Storage and Indexing
(Indexing Lecture Notes Complete)
Reading:Elmarsi Ch. 5.1; 5.6-5.9.1; 6.1 – 6.3. Don't worry about block and complexity calculations.
Computing Technology and Storage:
Draw Example on Board to explain basics of computer processing and memory. And how records are accessed.
Technology:
Memory (cache, RAM, hard disk, slower offline (tape, CD, DVD))
Processor: single, multi, multiple computers
Caveat: Technology changes very fast. Much of this may be old or incorrect by the time you get a job! Important take away points are to understand when and why indexing is important, so you can make use of it if needed in the field.
Multi-processing, we won’t spend much time on because you don’t have control of this via most current DB applications. But it’s been very effectively used over the last several years, some examples are search engines.
In talking about storage and indexing, we are talking about the internal level of the db architecture. In general terms, this has to do with how we are going to store the records, and how we are going to get access to them so that we can work with them. These are things that can be manipulated to enable us to get the best performance possible out of the db, although you’ll use these primarily with production databases such as MicroSoft SQL Server, MySQL, or Oracle.
Motivation
<CLASS INTERACTION>
handout 6 pages of paper print out from database (I used date from linearization
spie94 exp1 *.2 files). Divide into groups and race to see who can answer the following queries the fastest. See the db_records* files in INLS 256 directory (or now moved to INLS 157 resources directory). The readme file contains all the information needed to do the exercise and what questions to ask.
For all problems if they divided up the task by splitting the papers up between the people then they were multi-processing (i.e. example is Google which indexes, caches, and multiprocesses).
Storage can be divided into 2 types: primary and secondary.
Primary Storage in stored in main memory, or cache memory. It gives very fast access to the contents. It has a relatively smaller capacity (although that is something that changes rapidly). It is generally more expensive, (although that too changes). It is more volatile, and may be lost if the system goes down, although that is rare. It is generally used for storing indexes to the database rather than the db itself.
Secondary Storage is stored on disc or tape or CD-ROM. It gives slower access, because you have to pass data over connections of one sort or another (e.g. fiber). It has a very large capacity (e.g., you can have any number of tapes). It costs less than primary storage. It is considered non-volatile. While it may be damaged by a physical accident, e.g. a head crash, that is more unusual. Because of its capacity, it is generally used to store the db. It is also used (esp. tape) for backups.
The general process of a db query:
1. The DBMS interprets the query, and
2. goes to an index to find the location of the appropriate record(s),
3. The records are found and retrieved from the disk and
4. brought into main memory for processing (e.g. further searching, sorting, etc.).
Each record is stored at an address in a file, a physical location. You can just think of an address as a "slot number" where the record is found. When a record is retrieved from disk, what actually happens is that a whole group of records, including the target record, is read into memory. This group is called a block. When you actually look at records sequentially, you are really only reading from the disk occasionally - just when you reach the end of the block. Indexing methods can take advantage of block size and organization to minimize the size of the index.

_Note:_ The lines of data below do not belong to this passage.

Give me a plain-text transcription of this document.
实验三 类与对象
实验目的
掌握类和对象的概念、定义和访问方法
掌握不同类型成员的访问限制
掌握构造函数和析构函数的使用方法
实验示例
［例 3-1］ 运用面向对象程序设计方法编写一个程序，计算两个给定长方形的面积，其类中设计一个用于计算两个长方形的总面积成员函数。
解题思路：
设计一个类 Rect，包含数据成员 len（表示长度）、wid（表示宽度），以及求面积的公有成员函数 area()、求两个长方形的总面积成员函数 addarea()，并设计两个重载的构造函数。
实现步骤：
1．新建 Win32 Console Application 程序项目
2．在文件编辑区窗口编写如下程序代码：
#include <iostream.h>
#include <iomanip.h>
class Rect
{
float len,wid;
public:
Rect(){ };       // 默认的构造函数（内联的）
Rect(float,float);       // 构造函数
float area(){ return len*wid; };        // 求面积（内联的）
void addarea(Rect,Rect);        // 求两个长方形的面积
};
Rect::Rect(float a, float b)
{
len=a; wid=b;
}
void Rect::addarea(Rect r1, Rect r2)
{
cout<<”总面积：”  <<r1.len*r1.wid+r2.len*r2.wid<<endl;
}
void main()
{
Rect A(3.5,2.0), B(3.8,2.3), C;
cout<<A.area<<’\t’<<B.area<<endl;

Note that the book's discussion of maximizing efficiency by block allocation and packing applies mainly to mainframe DBs.
The db is stored in files on the disk, where you can think of a file as containing all the records in a table. There are 2 kinds of operations that can be done on files and records: 1. retrieval operations and 2. update operations.
retrieval operations: are those where you just want to get the record and "look"
at it, not change it. 1. read, 2. copy, 3. print, 4. query, e.g.
Update operations: are those where you want to change the record in some way. 1. modify a value, 2. insert a record, 3. delete a record.
The first part of each operation requires a selection criterion, which tells you which records to operate on. This could be finding the record with a particular value for a unique identifier, e.g. SS# = 123456789, or finding a set of records that fit the criterion, e.g. finding all records with age < 50. Of course, you can specify very complex criteria, but only one will be used to make the first "cut" of records. Naturally, you want this initial collection to be done as efficiently as possible. For instance, it is probably faster to use an index than to have to check each record individually.
The file organization is the way you physically organize the files in memory. The access methods are how you are going to get at the records to manipulate them. Different file organizations go well with different access methods, and some allow you to use several methods. You want to use the combination of organization and access methods that will work best for the types of queries that will be asked most frequently. E.g. you could just need to find a single record, when you know the value of the primary key. Or, you could generally want to do something to all of them in order, e.g. send out bills to everyone in the db.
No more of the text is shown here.